CounTR: Transformer-based Generalised Visual Counting
https://verg-avesta.github.io/CounTR_Webpage/
MIT License
92 stars 9 forks source link

Loss scale factor #40

Closed GioFic95 closed 5 months ago

GioFic95 commented 8 months ago

Dear @Verg-Avesta, in your paper, you mention that "We scale the loss by a factor of 60". In fact, during training, the density map is first multiplied by 60 in the data preprocessing (https://github.com/Verg-Avesta/CounTR/blob/main/util/FSC147.py#L265), and then divided by 60 when computing MAE (https://github.com/Verg-Avesta/CounTR/blob/main/FSC_finetune_cross.py#L299).

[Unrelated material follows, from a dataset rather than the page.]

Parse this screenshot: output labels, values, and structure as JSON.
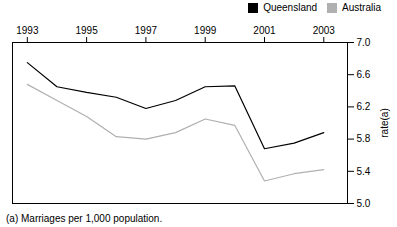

Could you explain how you found this number? How should it be adapted when finetuning on another dataset?

Thank you very much.

Verg-Avesta commented 8 months ago

Well, this is just a handcraft trick.

At first, we found that the scale of the loss was too small that the model would tend to learn a trivial solution(an all-zero density map). Thus, we decided to multiply the density map by 100. But in case of 100, as the scale of the loss is too large, the model will tend to predict small values, even when the image has a lot of objects. This will lead to bad performance on FSC147, as it has several images with a large quantity of objects. Therefore, we decrease the scaling factor to 60, and it will alleviate this problem to a great extent.

When fine-tuning on another dataset, I suggest to choose this scaling factor based on the statistics of the dataset. If the images in the dataset tend to have lots of objects, a smaller scaling factor would be better. If there are always few objects in the images, you can try a larger scaling factor.